1.5    Die von einer qualifizierten Person durchgeführte Abklärung vor Ort (nach Massgabe des Art. 69 Abs. 2 IVV; vgl. auch Rz. 3081 ff. des Kreisschreibens über Invalidität und Hilflosigkeit in der Invalidenversicherung, KSIH, gültig ab 1. Januar 2015) stellt für gewöhnlich die geeignete und genügende Vorkehr zur Bestimmung der gesundheitlichen Einschränkung im Haushalt dar.

    Hinsichtlich des Beweiswerts der entsprechenden Berichterstattung ist wesentlich, dass sie durch eine qualifizierte Person erfolgt, die Kenntnis der örtlichen und räumlichen Verhältnisse sowie der aus den medizinischen Diagnosen sich ergebenden Beeinträchtigungen und Behinderungen hat. Weiter sind die Angaben der versicherten Person zu berücksichtigen, wobei divergierende Meinungen der Beteiligten im Bericht aufzuzeigen sind.
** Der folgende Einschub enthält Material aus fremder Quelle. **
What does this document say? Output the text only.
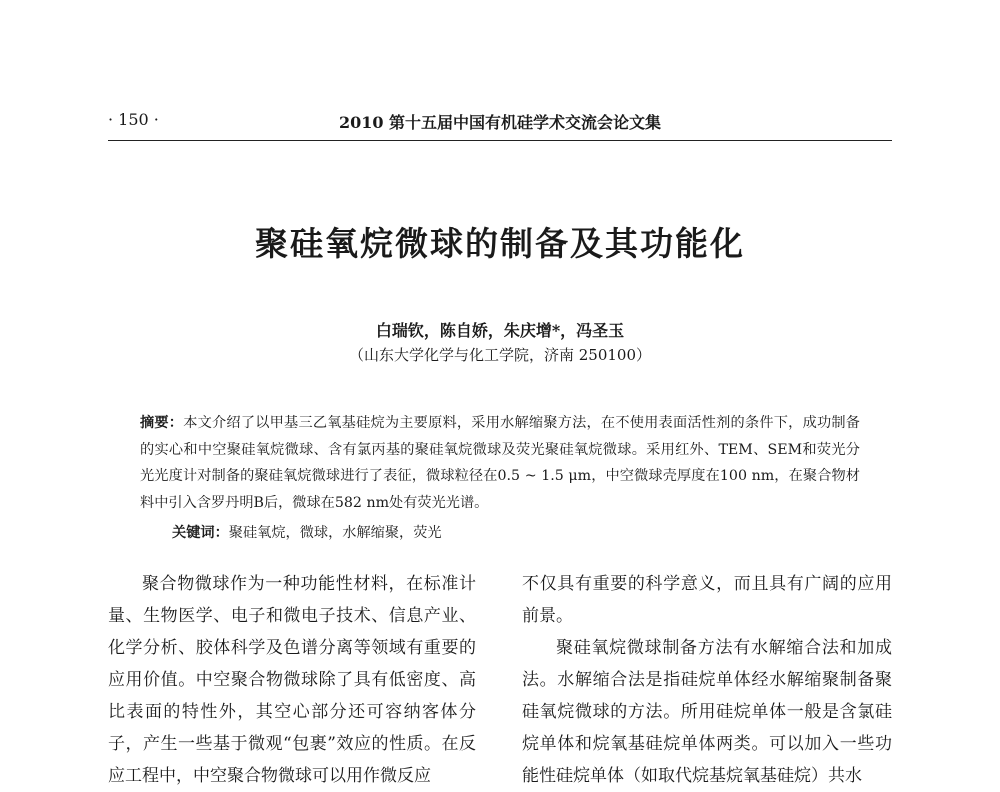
· 150 ·	2010 第十五届中国有机硅学术交流会论文集
聚硅氧烷微球的制备及其功能化
白瑞钦，陈自娇，朱庆增*，冯圣玉
（山东大学化学与化工学院，济南 250100）

摘要：本文介绍了以甲基三乙氧基硅烷为主要原料，采用水解缩聚方法，在不使用表面活性剂的条件下，成功制备的实心和中空聚硅氧烷微球、含有氯丙基的聚硅氧烷微球及荧光聚硅氧烷微球。采用红外、TEM、SEM和荧光分光光度计对制备的聚硅氧烷微球进行了表征，微球粒径在0.5 ~ 1.5 μm，中空微球壳厚度在100 nm，在聚合物材料中引入含罗丹明B后，微球在582 nm处有荧光光谱。

关键词：聚硅氧烷，微球，水解缩聚，荧光

聚合物微球作为一种功能性材料，在标准计量、生物医学、电子和微电子技术、信息产业、化学分析、胶体科学及色谱分离等领域有重要的应用价值。中空聚合物微球除了具有低密度、高比表面的特性外，其空心部分还可容纳客体分子，产生一些基于微观“包裹”效应的性质。在反应工程中，中空聚合物微球可以用作微反应

不仅具有重要的科学意义，而且具有广阔的应用前景。

聚硅氧烷微球制备方法有水解缩合法和加成法。水解缩合法是指硅烷单体经水解缩聚制备聚硅氧烷微球的方法。所用硅烷单体一般是含氯硅烷单体和烷氧基硅烷单体两类。可以加入一些功能性硅烷单体（如取代烷基烷氧基硅烷）共水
Der Berichtstext schliesslich muss plausibel, begründet und angemessen detailliert bezüglich der einzelnen Einschränkungen sein sowie in Übereinstimmung mit den an Ort und Stelle erhobenen Angaben stehen.

    Diese Beweiswürdigungskriterien sind nicht nur für die im Abklärungsbericht enthaltenen Angaben zu Art und Umfang der Behinderung im Haushalt massgebend, sondern gelten analog für jenen Teil eines Abklärungsberichts, der den mutmasslichen Umfang der erwerblichen Tätigkeit von teilerwerbstätigen Versicherten mit häuslichem Aufgabenbereich im Gesundheitsfall betrifft (Urteil des Bundesgerichts I 236/06 vom 19. Juni 2006 E. 3.2).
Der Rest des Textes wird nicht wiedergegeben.